Nostalgiker der frühen Synthiekünste, die Kraftwerk und all jene schätzten, die in den 70er und frühen 80er Jahren eine der nachhaltigsten musikalischen Revolutionen einleiteten, mussten über die Jahre sehr leiden: An der Schlagerkomponente, die nach dem Abebben des New Romantic schnell Einzug in die elektronische Popmusik hielt, an den zahlreichen Retrophänomenen, die sich aller Beteuerungen zum Trotz doch meist den Verhunzungen als den echten Grundlagen dieser Musik zuwandten, an den längeren Durststrecken, in denen sich wenig auffindbares überhaupt ereignete, daran, dass Ambient einen auch nicht wirklich entschädigt.
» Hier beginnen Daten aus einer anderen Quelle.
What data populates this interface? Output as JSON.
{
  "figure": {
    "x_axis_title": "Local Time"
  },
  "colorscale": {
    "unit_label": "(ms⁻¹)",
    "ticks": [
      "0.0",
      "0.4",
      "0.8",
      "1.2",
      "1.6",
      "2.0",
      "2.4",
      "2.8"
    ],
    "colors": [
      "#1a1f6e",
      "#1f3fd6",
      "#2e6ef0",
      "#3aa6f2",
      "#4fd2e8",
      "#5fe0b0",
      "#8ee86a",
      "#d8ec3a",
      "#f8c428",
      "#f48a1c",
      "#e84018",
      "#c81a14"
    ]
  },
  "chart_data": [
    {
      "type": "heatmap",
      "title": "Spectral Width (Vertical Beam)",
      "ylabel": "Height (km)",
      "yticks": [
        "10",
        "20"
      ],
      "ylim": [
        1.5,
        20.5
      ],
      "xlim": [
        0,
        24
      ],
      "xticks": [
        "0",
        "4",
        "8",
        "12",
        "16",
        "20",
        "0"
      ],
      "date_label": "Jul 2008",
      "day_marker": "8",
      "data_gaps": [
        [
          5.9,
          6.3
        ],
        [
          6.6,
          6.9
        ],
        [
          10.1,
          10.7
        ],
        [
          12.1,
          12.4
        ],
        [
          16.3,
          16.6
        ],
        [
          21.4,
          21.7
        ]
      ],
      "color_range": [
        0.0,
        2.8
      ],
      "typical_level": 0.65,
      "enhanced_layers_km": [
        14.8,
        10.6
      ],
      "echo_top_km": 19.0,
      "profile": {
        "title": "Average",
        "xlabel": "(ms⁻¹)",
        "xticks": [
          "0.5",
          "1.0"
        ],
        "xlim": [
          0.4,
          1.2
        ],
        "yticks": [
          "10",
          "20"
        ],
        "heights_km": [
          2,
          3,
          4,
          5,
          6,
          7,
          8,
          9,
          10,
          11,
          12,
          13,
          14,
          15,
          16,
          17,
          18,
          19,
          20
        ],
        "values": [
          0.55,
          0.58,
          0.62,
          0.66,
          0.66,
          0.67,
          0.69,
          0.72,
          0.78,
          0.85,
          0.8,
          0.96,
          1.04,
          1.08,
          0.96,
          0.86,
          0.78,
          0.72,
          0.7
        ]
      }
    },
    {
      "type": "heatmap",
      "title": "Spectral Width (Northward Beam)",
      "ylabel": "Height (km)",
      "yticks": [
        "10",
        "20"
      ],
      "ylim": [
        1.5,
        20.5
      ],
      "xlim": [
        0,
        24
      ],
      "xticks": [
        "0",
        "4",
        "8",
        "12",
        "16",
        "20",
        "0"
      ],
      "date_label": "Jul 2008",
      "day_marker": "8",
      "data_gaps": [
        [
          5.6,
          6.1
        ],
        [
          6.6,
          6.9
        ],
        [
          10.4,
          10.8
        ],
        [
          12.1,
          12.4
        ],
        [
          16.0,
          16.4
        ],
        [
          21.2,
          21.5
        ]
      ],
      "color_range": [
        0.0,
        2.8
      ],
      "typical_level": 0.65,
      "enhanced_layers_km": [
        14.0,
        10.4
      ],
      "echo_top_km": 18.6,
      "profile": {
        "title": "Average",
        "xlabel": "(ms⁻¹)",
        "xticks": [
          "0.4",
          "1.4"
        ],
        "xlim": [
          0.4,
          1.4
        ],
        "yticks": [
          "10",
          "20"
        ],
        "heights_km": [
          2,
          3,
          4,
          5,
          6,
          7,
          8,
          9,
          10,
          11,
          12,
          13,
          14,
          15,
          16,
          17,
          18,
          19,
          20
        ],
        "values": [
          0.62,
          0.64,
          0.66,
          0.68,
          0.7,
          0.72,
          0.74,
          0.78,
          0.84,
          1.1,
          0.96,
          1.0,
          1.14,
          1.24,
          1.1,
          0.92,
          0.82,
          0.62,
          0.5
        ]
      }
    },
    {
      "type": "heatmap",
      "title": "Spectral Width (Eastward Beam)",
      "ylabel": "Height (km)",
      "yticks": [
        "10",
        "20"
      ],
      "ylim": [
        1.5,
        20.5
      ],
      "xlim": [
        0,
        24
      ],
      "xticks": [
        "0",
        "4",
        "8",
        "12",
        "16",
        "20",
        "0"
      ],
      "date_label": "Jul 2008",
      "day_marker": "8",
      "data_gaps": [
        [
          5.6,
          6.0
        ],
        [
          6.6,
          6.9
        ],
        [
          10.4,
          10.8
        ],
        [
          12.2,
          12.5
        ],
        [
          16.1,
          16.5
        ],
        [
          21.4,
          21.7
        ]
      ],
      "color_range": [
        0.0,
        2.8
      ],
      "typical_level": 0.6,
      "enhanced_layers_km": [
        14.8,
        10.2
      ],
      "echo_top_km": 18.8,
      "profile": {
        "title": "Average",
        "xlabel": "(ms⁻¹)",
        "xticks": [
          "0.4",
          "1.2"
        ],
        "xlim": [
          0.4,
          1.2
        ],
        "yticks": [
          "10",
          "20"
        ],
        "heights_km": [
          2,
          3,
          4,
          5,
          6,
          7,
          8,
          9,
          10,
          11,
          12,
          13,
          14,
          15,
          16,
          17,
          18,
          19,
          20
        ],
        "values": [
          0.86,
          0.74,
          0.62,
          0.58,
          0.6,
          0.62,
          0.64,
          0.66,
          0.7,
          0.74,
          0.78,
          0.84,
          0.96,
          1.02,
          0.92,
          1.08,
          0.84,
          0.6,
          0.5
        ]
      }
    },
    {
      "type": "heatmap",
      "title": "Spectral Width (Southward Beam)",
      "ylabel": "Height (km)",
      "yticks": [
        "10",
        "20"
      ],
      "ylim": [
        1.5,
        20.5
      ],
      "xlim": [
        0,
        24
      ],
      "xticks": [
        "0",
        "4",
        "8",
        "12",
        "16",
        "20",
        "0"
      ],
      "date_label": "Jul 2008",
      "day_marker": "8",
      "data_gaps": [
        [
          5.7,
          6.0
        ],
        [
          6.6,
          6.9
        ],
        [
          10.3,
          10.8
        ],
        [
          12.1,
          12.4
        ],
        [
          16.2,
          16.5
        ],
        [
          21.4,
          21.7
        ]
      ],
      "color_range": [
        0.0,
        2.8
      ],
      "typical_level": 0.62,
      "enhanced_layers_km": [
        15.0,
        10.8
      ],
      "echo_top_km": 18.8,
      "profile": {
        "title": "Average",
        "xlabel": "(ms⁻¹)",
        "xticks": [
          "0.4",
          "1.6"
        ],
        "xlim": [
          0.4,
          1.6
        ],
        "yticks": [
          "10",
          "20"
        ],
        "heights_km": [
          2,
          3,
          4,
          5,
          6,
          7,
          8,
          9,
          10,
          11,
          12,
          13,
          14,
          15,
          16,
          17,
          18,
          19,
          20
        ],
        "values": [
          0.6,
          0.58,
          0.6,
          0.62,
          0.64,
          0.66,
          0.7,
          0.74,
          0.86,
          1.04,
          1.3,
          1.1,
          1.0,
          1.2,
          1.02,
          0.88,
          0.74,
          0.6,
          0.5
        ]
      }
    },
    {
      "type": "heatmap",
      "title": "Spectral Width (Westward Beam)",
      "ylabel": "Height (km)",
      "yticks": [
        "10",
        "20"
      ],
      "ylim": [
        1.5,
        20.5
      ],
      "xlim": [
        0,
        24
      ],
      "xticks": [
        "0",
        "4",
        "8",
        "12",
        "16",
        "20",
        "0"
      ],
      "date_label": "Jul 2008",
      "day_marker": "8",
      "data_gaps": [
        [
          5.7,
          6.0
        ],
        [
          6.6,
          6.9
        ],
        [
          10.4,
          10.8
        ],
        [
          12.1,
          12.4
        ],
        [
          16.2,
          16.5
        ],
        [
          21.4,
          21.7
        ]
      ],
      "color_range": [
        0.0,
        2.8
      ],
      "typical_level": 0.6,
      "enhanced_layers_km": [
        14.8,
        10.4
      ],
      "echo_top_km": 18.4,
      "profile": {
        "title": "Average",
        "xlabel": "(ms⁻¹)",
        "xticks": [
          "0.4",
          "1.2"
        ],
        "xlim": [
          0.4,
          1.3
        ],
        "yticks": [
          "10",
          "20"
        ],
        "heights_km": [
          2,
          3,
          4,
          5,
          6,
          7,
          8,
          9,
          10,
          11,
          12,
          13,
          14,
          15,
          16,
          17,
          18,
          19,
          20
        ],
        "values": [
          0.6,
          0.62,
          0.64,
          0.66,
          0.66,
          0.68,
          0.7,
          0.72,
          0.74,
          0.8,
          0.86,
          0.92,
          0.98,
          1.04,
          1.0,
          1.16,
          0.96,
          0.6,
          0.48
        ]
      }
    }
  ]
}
Ich hoffe, ein paar dieser Leute lesen den Namen des Schweden Niels Gordon, der in seiner Heimat bereits den Support für OMD übernahm und mit allerlei analogem Gerät und Effekten melancholische Klangwelten erzeugt, die direkt aus einer futuristisch gemeinten Doku gefallen sein könnten, die irgendwann um 1980 zu einem naturwissenschaftlichen Thema gedreht wurde. Im internationalen Musikkosmos harrt er noch seiner Entdeckung.
Gordon trat vor ein paar Jahren auf die Bühne der elektronischen Musik und brachte 2016 eine EP und ein Jahr drauf ein Tapealbum heraus. Seine gerade fertiggestellte LP knüpft mit überwiegend neuen Stücken an den Stil dieser Arbeiten an. Die acht Tracks sind ohne die Hilfe von Audio-Software live entstanden und zeichnen eine imaginäre Reise von der Großstadt in die schwedische Wildnis nach, die sich irgendwann in den 70ern ereignet hatte. Verbummelte Retrosounds eröffnen den Longplayer und tauchen den Opener “Im Park” in blendende Sonnenstrahlen, eine durchaus aufgeweckte Rhythmik dreht sich eine ganze Weise im Kreis, bis deutlichere Takte Bewegung ins Spiel bringen. Viele der acht Stücke (z.B. “Inner Grounds”, das mit etwas Fantasie auch eine Klaviersonate werden könnte, und der fantastische Ohrwurm “Woodlands” auf der zweiten Seite) erinnern in ihrer entrückten Melodik, die gekonnt mit den Effekten einer dezent eingesetzten Statik spielen, und den melancholisch hochtönenden Synthies, an die Zeit, als die – heute könnte man sagen nerdige – Kraftwerk-Phase sich gerade mit dem Dandytum von Visage zu überlappen begann. Die dynamische Taktung, die nie auch nur in die Nähe von Fancy’eskem Foxtrott kommt, passt (z.B. in “Voyage dans la Nuit”) sehr gut zu der Vorstellung einer nächtlichen Fahrt übers titelgebende Land.
Es ist sicher nicht nur dem rein instrumentalen Grundzug zu danken, dass einige der Songs etwas tieferes implizieren als den Score zu anheimelnden Landschaften, die in wechselnder Geschwindigkeit am Fenster vorbeiziehen. Das lichtdurchflutete und von Spannungsmomenten durchzogene “Outer Grounds” oder das besinnliche, von hellen Synthieakzenten getaktete “Ohrnacht (am See)” lassen ganz eigene, übernatürliche Landschaften entstehen, wie es im Schnitt eher Ambient vermag. “Helio” mit seinen barocken Hochtönern ist vielleicht der heimliche Höhepunkt des Albums, und lässt ganz subtil die Vorstellung von etwas Urzeitlichem, Kosmogonischem aufblitzen, das für Momente an die Kompositionen Pauline Anna Stroms denken lässt. Bei all dem kann man nur das Fazit ziehen, dass Gordons “Land” für viele die Synthie-Entdeckung des Jahres sein dürfte. (J.G.)